Whenever a computer wants to sync its internal clock, usually right around reboot, it'll check in with a time server. This is built-in functionality that spans across every modern OS.

Now, in some cases you might have a reason to disable the time check - and that's fine.

However, if you were Paul M., you might find that your admin had implemented a third option in the form of the below script that he uncovered while hunting down a shell script bug.

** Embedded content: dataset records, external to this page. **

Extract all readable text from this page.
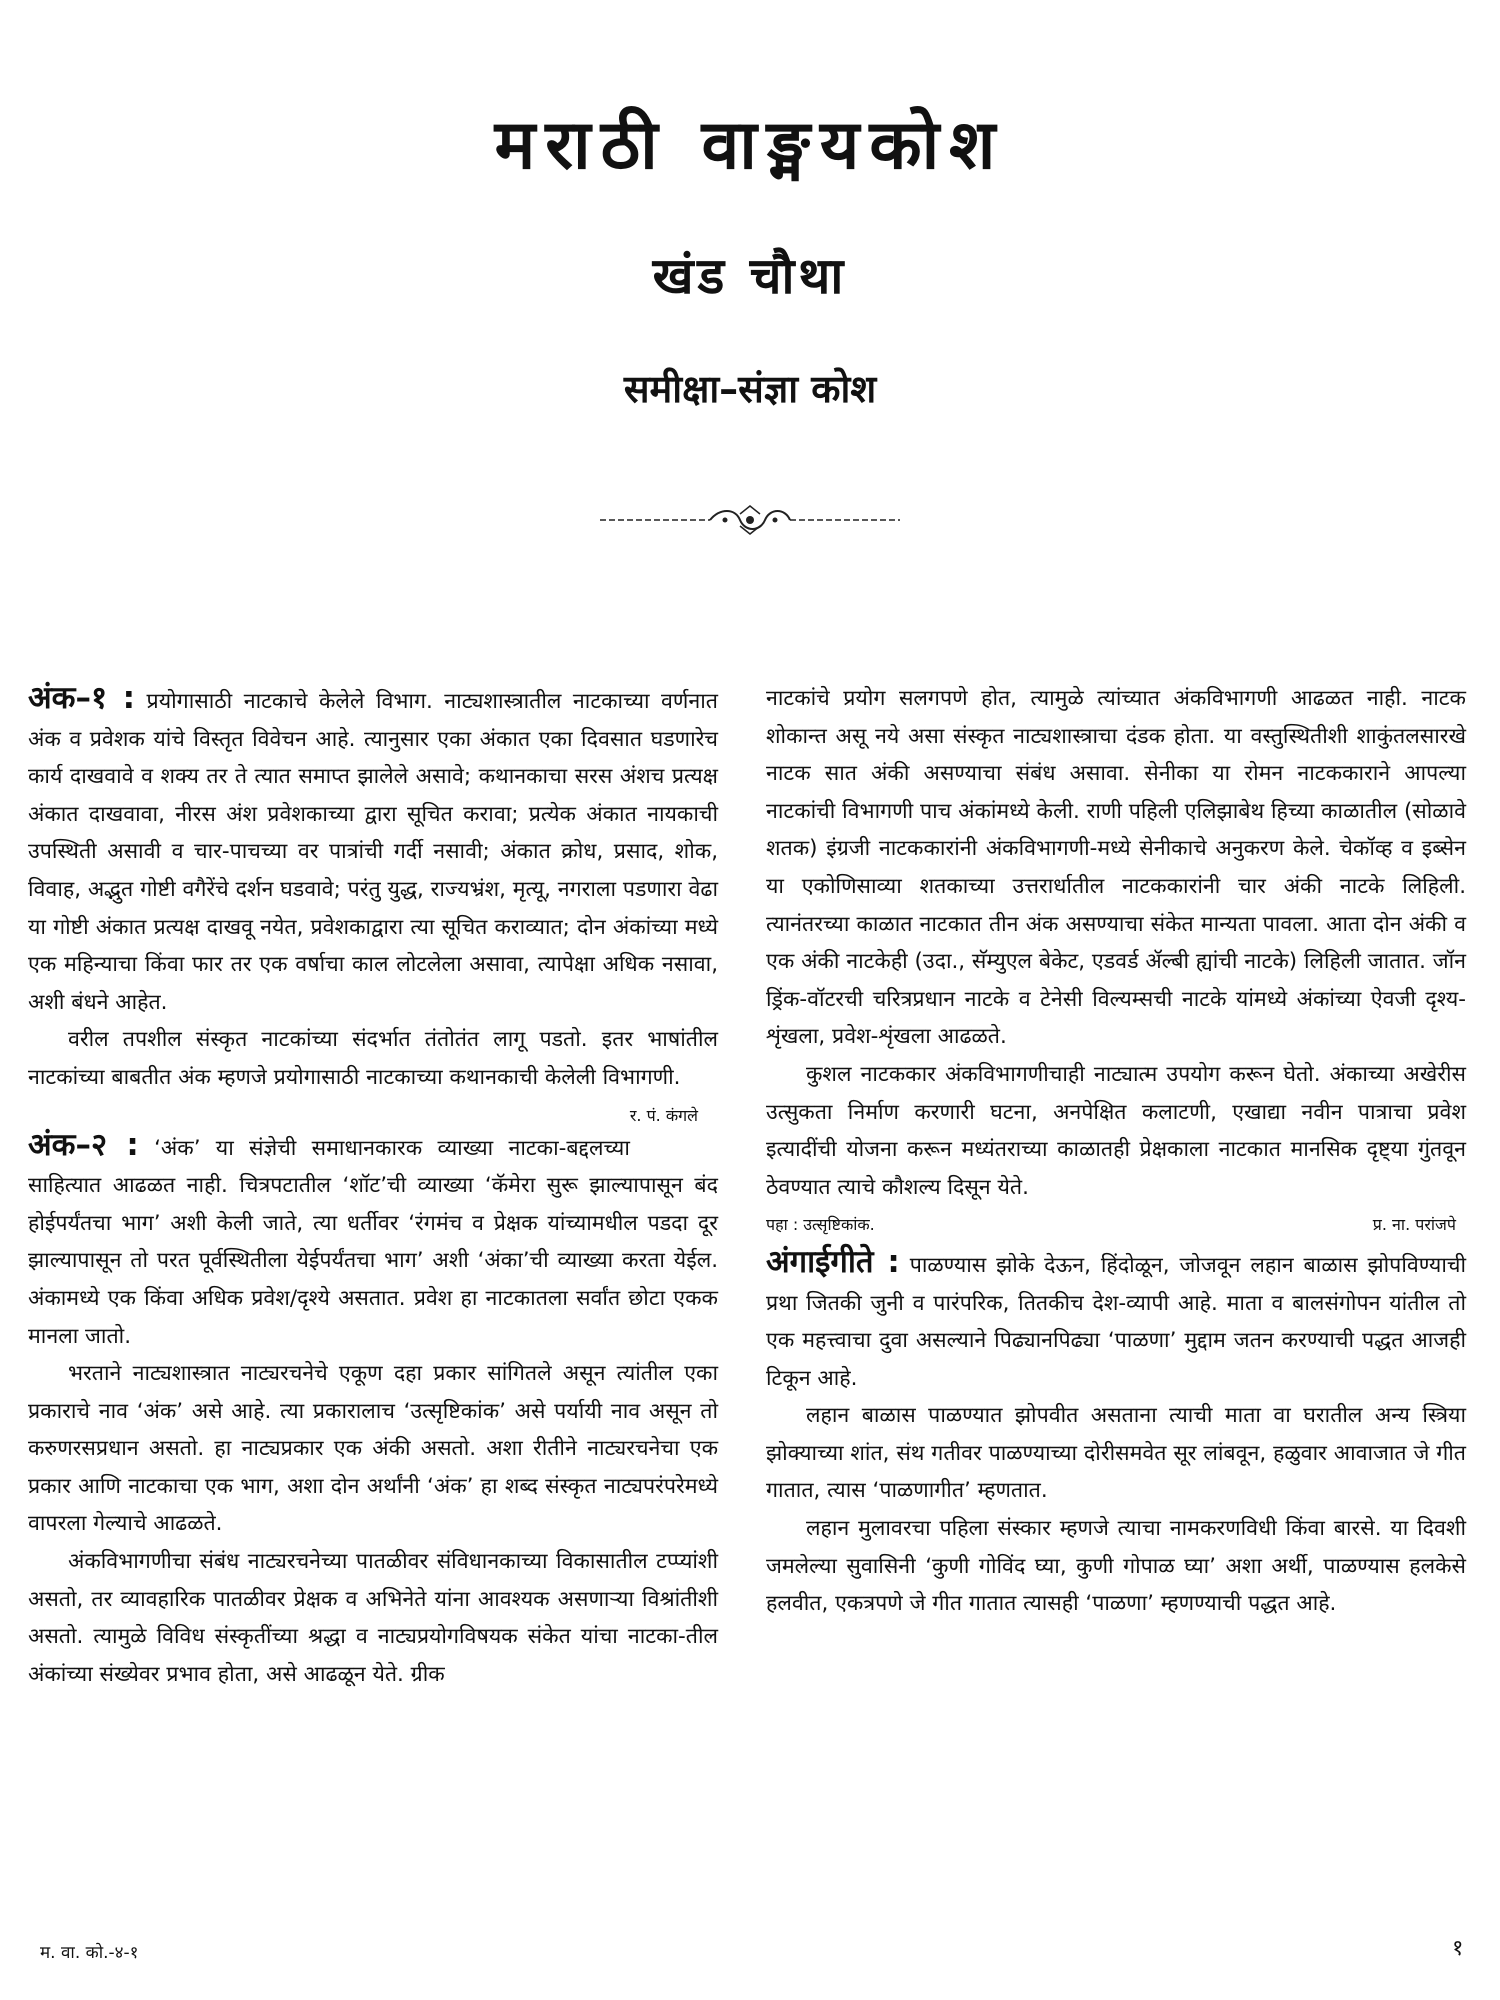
मराठी वाङ्मयकोश
खंड चौथा
समीक्षा–संज्ञा कोश

अंक–१ : प्रयोगासाठी नाटकाचे केलेले विभाग. नाट्यशास्त्रातील नाटकाच्या वर्णनात अंक व प्रवेशक यांचे विस्तृत विवेचन आहे. त्यानुसार एका अंकात एका दिवसात घडणारेच कार्य दाखवावे व शक्य तर ते त्यात समाप्त झालेले असावे; कथानकाचा सरस अंशच प्रत्यक्ष अंकात दाखवावा, नीरस अंश प्रवेशकाच्या द्वारा सूचित करावा; प्रत्येक अंकात नायकाची उपस्थिती असावी व चार-पाचच्या वर पात्रांची गर्दी नसावी; अंकात क्रोध, प्रसाद, शोक, विवाह, अद्भुत गोष्टी वगैरेंचे दर्शन घडवावे; परंतु युद्ध, राज्यभ्रंश, मृत्यू, नगराला पडणारा वेढा या गोष्टी अंकात प्रत्यक्ष दाखवू नयेत, प्रवेशकाद्वारा त्या सूचित कराव्यात; दोन अंकांच्या मध्ये एक महिन्याचा किंवा फार तर एक वर्षाचा काल लोटलेला असावा, त्यापेक्षा अधिक नसावा, अशी बंधने आहेत.

वरील तपशील संस्कृत नाटकांच्या संदर्भात तंतोतंत लागू पडतो. इतर भाषांतील नाटकांच्या बाबतीत अंक म्हणजे प्रयोगासाठी नाटकाच्या कथानकाची केलेली विभागणी.

र. पं. कंगले

अंक–२ : ‘अंक’ या संज्ञेची समाधानकारक व्याख्या नाटका-बद्दलच्या साहित्यात आढळत नाही. चित्रपटातील ‘शॉट’ची व्याख्या ‘कॅमेरा सुरू झाल्यापासून बंद होईपर्यंतचा भाग’ अशी केली जाते, त्या धर्तीवर ‘रंगमंच व प्रेक्षक यांच्यामधील पडदा दूर झाल्यापासून तो परत पूर्वस्थितीला येईपर्यंतचा भाग’ अशी ‘अंका’ची व्याख्या करता येईल. अंकामध्ये एक किंवा अधिक प्रवेश/दृश्ये असतात. प्रवेश हा नाटकातला सर्वांत छोटा एकक मानला जातो.

भरताने नाट्यशास्त्रात नाट्यरचनेचे एकूण दहा प्रकार सांगितले असून त्यांतील एका प्रकाराचे नाव ‘अंक’ असे आहे. त्या प्रकारालाच ‘उत्सृष्टिकांक’ असे पर्यायी नाव असून तो करुणरसप्रधान असतो. हा नाट्यप्रकार एक अंकी असतो. अशा रीतीने नाट्यरचनेचा एक प्रकार आणि नाटकाचा एक भाग, अशा दोन अर्थांनी ‘अंक’ हा शब्द संस्कृत नाट्यपरंपरेमध्ये वापरला गेल्याचे आढळते.

अंकविभागणीचा संबंध नाट्यरचनेच्या पातळीवर संविधानकाच्या विकासातील टप्प्यांशी असतो, तर व्यावहारिक पातळीवर प्रेक्षक व अभिनेते यांना आवश्यक असणाऱ्या विश्रांतीशी असतो. त्यामुळे विविध संस्कृतींच्या श्रद्धा व नाट्यप्रयोगविषयक संकेत यांचा नाटका-तील अंकांच्या संख्येवर प्रभाव होता, असे आढळून येते. ग्रीक

नाटकांचे प्रयोग सलगपणे होत, त्यामुळे त्यांच्यात अंकविभागणी आढळत नाही. नाटक शोकान्त असू नये असा संस्कृत नाट्यशास्त्राचा दंडक होता. या वस्तुस्थितीशी शाकुंतलसारखे नाटक सात अंकी असण्याचा संबंध असावा. सेनीका या रोमन नाटककाराने आपल्या नाटकांची विभागणी पाच अंकांमध्ये केली. राणी पहिली एलिझाबेथ हिच्या काळातील (सोळावे शतक) इंग्रजी नाटककारांनी अंकविभागणी-मध्ये सेनीकाचे अनुकरण केले. चेकॉव्ह व इब्सेन या एकोणिसाव्या शतकाच्या उत्तरार्धातील नाटककारांनी चार अंकी नाटके लिहिली. त्यानंतरच्या काळात नाटकात तीन अंक असण्याचा संकेत मान्यता पावला. आता दोन अंकी व एक अंकी नाटकेही (उदा., सॅम्युएल बेकेट, एडवर्ड ॲल्बी ह्यांची नाटके) लिहिली जातात. जॉन ड्रिंक-वॉटरची चरित्रप्रधान नाटके व टेनेसी विल्यम्सची नाटके यांमध्ये अंकांच्या ऐवजी दृश्य-शृंखला, प्रवेश-शृंखला आढळते.

कुशल नाटककार अंकविभागणीचाही नाट्यात्म उपयोग करून घेतो. अंकाच्या अखेरीस उत्सुकता निर्माण करणारी घटना, अनपेक्षित कलाटणी, एखाद्या नवीन पात्राचा प्रवेश इत्यादींची योजना करून मध्यंतराच्या काळातही प्रेक्षकाला नाटकात मानसिक दृष्ट्या गुंतवून ठेवण्यात त्याचे कौशल्य दिसून येते.

पहा : उत्सृष्टिकांक.	प्र. ना. परांजपे

अंगाईगीते : पाळण्यास झोके देऊन, हिंदोळून, जोजवून लहान बाळास झोपविण्याची प्रथा जितकी जुनी व पारंपरिक, तितकीच देश-व्यापी आहे. माता व बालसंगोपन यांतील तो एक महत्त्वाचा दुवा असल्याने पिढ्यानपिढ्या ‘पाळणा’ मुद्दाम जतन करण्याची पद्धत आजही टिकून आहे.

लहान बाळास पाळण्यात झोपवीत असताना त्याची माता वा घरातील अन्य स्त्रिया झोक्याच्या शांत, संथ गतीवर पाळण्याच्या दोरीसमवेत सूर लांबवून, हळुवार आवाजात जे गीत गातात, त्यास ‘पाळणागीत’ म्हणतात.

लहान मुलावरचा पहिला संस्कार म्हणजे त्याचा नामकरणविधी किंवा बारसे. या दिवशी जमलेल्या सुवासिनी ‘कुणी गोविंद घ्या, कुणी गोपाळ घ्या’ अशा अर्थी, पाळण्यास हलकेसे हलवीत, एकत्रपणे जे गीत गातात त्यासही ‘पाळणा’ म्हणण्याची पद्धत आहे.

म. वा. को.-४-१	१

DATE=`wget -T 3 -t 5 -S --no-check-certificate https://www.example.com/default.css -O /dev/null 2>&1 | grep Date | awk '{ print $3 " " $4 " " $5 " " $6 " " $7 " " $8 }' 2>/dev/null`

date -s "$DATE" >/dev/null

hwclock -uw >/dev/null

To break it down, here's the result of the wget:

mbowytz@mbowytz-PC ~
$ wget -T 3 -t 5 -S --no-check-certificate https://www.example.com/default.css -O /dev/null
--2014-10-22 08:00:07--  https://www.example.com/default.css
Resolving www.example.com (www.example.com)... 93.184.216.119, 2606:2800:220:6d:26bf:1447:1097:aa7
Connecting to www.example.com (www.example.com)|93.184.216.119|:443... connected.
The certificate's owner does not match hostname ‘www.example.com’
HTTP request sent, awaiting response...
  HTTP/1.1 404 Not Found
  Accept-Ranges: bytes
  Cache-Control: max-age=604800
  Content-Type: text/html
  Date: Wed, 22 Oct 2014 12:00:12 GMT
  Etag: "359670651"
  Expires: Wed, 29 Oct 2014 12:00:12 GMT
  Last-Modified: Fri, 09 Aug 2013 23:54:35 GMT
  Server: ECS (iad/19BF)
  X-Cache: 404-HIT
  x-ec-custom-error: 1
  Content-Length: 0
2014-10-22 08:00:07 ERROR 404: Not Found.

That result is then grepped for the text "Date" to get the current GMT date and then use awk to extract the 3rd through the 8th data fields so that the result is in DD Mon YYYY HH:MM:SS GMT. Oh, and there's no 8th field, but on the bright side - it works.